When we conceptualized infantile spasms, they are a form of seizure and epilepsy that hijacks the entire brain, but seem to have a disproportionate impact on the temporal lobes. And the temporal lobes are very important, especially the left temporal lobe, for processing and understanding language. That seems to be a pretty big barrier for graduates of infantile spasms, including those who have responded pretty quickly to therapy.

We have a very low threshold for referring patients for speech therapy. I would say many cases, especially those which have responded robustly and quickly to therapy, are actually very good responders to speech therapy. It is something actionable, but not something too alarming. I would say that there are many, many patients who have good outcomes after infantile spasms, and many of them had some degree of speech delay.

Can other seizure types early on mask the presence of infantile spasms?

Absolutely. Another factor is that infantile spasms are sometimes subtle and don’t really register as seizures with most people. When you think about the general public, if they saw a video of a child having infantile spasms, most people would not say, “Oh, that looks like a seizure.” They would say, “I’m not sure what that is. It’s probably nothing. Maybe it’s an infant heartburn or gastroesophageal reflux.”

Infantile spasms visually don’t register and don’t register on that fear meter. But when you think about most other types of seizures, they’re rather dramatic, especially if you think about something like a generalized tonic-clonic seizure seizure, those are much scarier, much more obvious.

If you imagine a patient who’s having both generalized tonic-clonic seizures and infantile spasms, it’s pretty easy to see how everyone’s attention – parents, pediatricians, neurologists – would likely be focused on those generalized tonic-clonic seizures because they’re so dramatic. That is also probably part of the challenge. We have to keep infantile spasms in mind as part of the possibilities of seizures and infancy.

When we teach our trainees, our residents and fellows, we’re telling them, “Look, this is an infant. You need to have infantile spasms in the back of your mind, no matter what kind of seizure they’re showing you right now.”

Is vigabatrin known to cause myoclonic jerks? If these jerks are not epileptic, can you stop once the child is weaned?

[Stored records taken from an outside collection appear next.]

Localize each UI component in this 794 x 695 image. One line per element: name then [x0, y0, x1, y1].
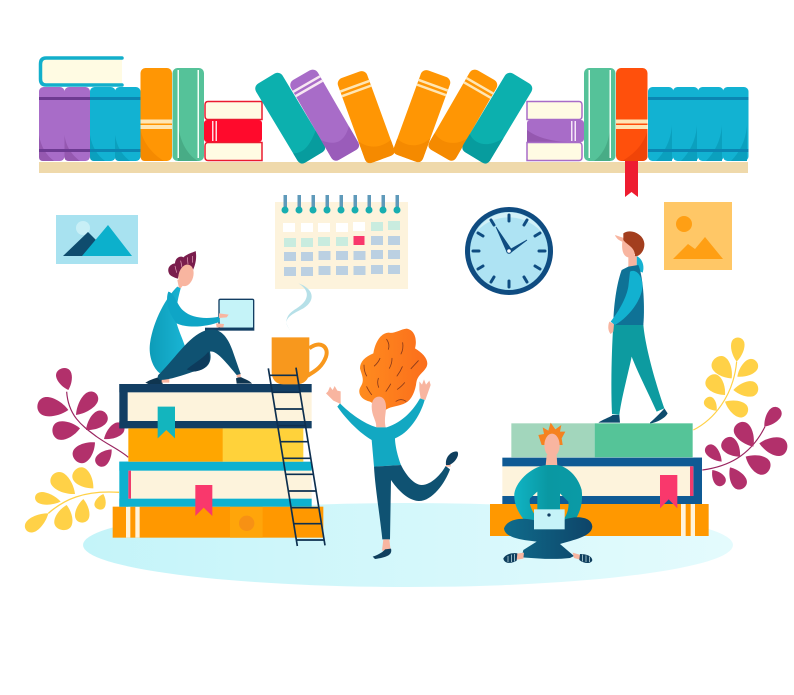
wall clock: [468, 210, 550, 292]
trousers: [374, 465, 450, 539]
hand: [608, 322, 614, 334]
neck: [177, 277, 185, 290]
pink bookmark: [195, 485, 212, 516]
arm: [611, 271, 642, 325]
top: [337, 398, 425, 467]
lying teal book: [40, 58, 122, 85]
bookshelf board: [39, 162, 748, 173]
tilted teal book: [253, 71, 327, 165]
hair: [359, 329, 427, 411]
purple stacked books: [527, 102, 584, 160]
green upright book 2: [584, 68, 616, 161]
floor ellipse: [83, 503, 733, 587]
face and neck: [372, 397, 386, 427]
hair: [538, 423, 565, 445]
yellow plant left: [22, 464, 119, 535]
hair strands: [364, 339, 418, 401]
tilted orange book 1: [336, 69, 396, 165]
shoes: [145, 377, 252, 384]
steam: [286, 283, 312, 332]
crossed legs: [504, 517, 592, 559]
pink bookmark right: [660, 475, 677, 508]
face: [615, 235, 637, 257]
face: [176, 263, 196, 288]
sweater: [150, 287, 187, 373]
face: [544, 434, 560, 457]
arm: [167, 292, 220, 327]
orange upright book: [140, 68, 172, 161]
sweater: [514, 465, 582, 528]
hood: [637, 256, 643, 273]
coffee mug: [272, 337, 327, 384]
shoes: [373, 452, 458, 559]
plants and left book stack: [22, 251, 327, 546]
navy cover book: [119, 384, 312, 428]
green upright book: [172, 68, 204, 161]
dancing woman: [326, 329, 458, 559]
neck: [546, 455, 557, 466]
person with laptop on books: [145, 251, 254, 384]
teal bookmark: [158, 407, 175, 438]
teal cover book: [119, 462, 312, 507]
ladder: [268, 368, 325, 546]
orange book right: [490, 504, 709, 536]
purple books left: [39, 87, 90, 161]
teal books right: [648, 87, 748, 161]
calendar rings: [282, 195, 400, 214]
red bookmark: [625, 160, 638, 197]
laptop: [205, 299, 254, 331]
bottom orange book: [113, 507, 323, 538]
torso: [613, 265, 644, 325]
feet: [382, 462, 451, 551]
red-orange book: [616, 68, 648, 161]
hair: [623, 231, 644, 256]
picture frame right: [664, 202, 732, 270]
clock hands: [496, 227, 527, 253]
yellow plant right: [693, 337, 761, 430]
feet: [514, 553, 582, 560]
hands: [326, 379, 431, 404]
clock ticks: [473, 215, 545, 287]
knee shade: [187, 352, 210, 372]
trousers: [158, 330, 241, 380]
red stacked books: [204, 102, 262, 160]
trousers: [611, 324, 664, 415]
laptop: [534, 509, 565, 529]
sitting boy: [503, 423, 592, 563]
hands: [216, 313, 229, 327]
navy book right: [502, 458, 702, 504]
green book: [511, 423, 693, 457]
tilted orange book 2: [392, 68, 452, 164]
tilted teal book 2: [461, 71, 534, 165]
sandals: [503, 553, 592, 563]
picture frame left: [56, 215, 138, 264]
yellow and orange book: [128, 428, 303, 462]
tilted orange book 3: [427, 67, 499, 163]
calendar date grid: [283, 221, 400, 276]
hair: [168, 251, 196, 279]
shoes: [599, 408, 668, 423]
neck: [628, 255, 637, 268]
right side scene: [490, 231, 789, 563]
teal books left: [90, 87, 140, 161]
maroon plant left: [36, 366, 128, 469]
tilted purple book: [288, 67, 361, 163]
walking man: [599, 231, 668, 423]
calendar: [275, 195, 408, 289]
maroon plant right: [702, 404, 789, 492]
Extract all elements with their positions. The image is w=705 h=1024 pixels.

It’s not exactly clear. There’s a pretty widespread rumor that vigabatrin can cause myoclonic jerks or myoclonic seizures, and that they can be classified as epileptic or nonepileptic. I would say, don’t worry about any of that.

I think it’s probably true that a minority of patients who are treated with vigabatrin have either the emergence or worsening of myoclonic seizures. These seizures are reversible after stopping vigabatrin therapy.

The big question is; if vigabatrin is working to stop the spasms, should you stop the vigabatrin to make those myoclonic jerks and myoclonic seizures better? I think that has to be considered on a case by case basis.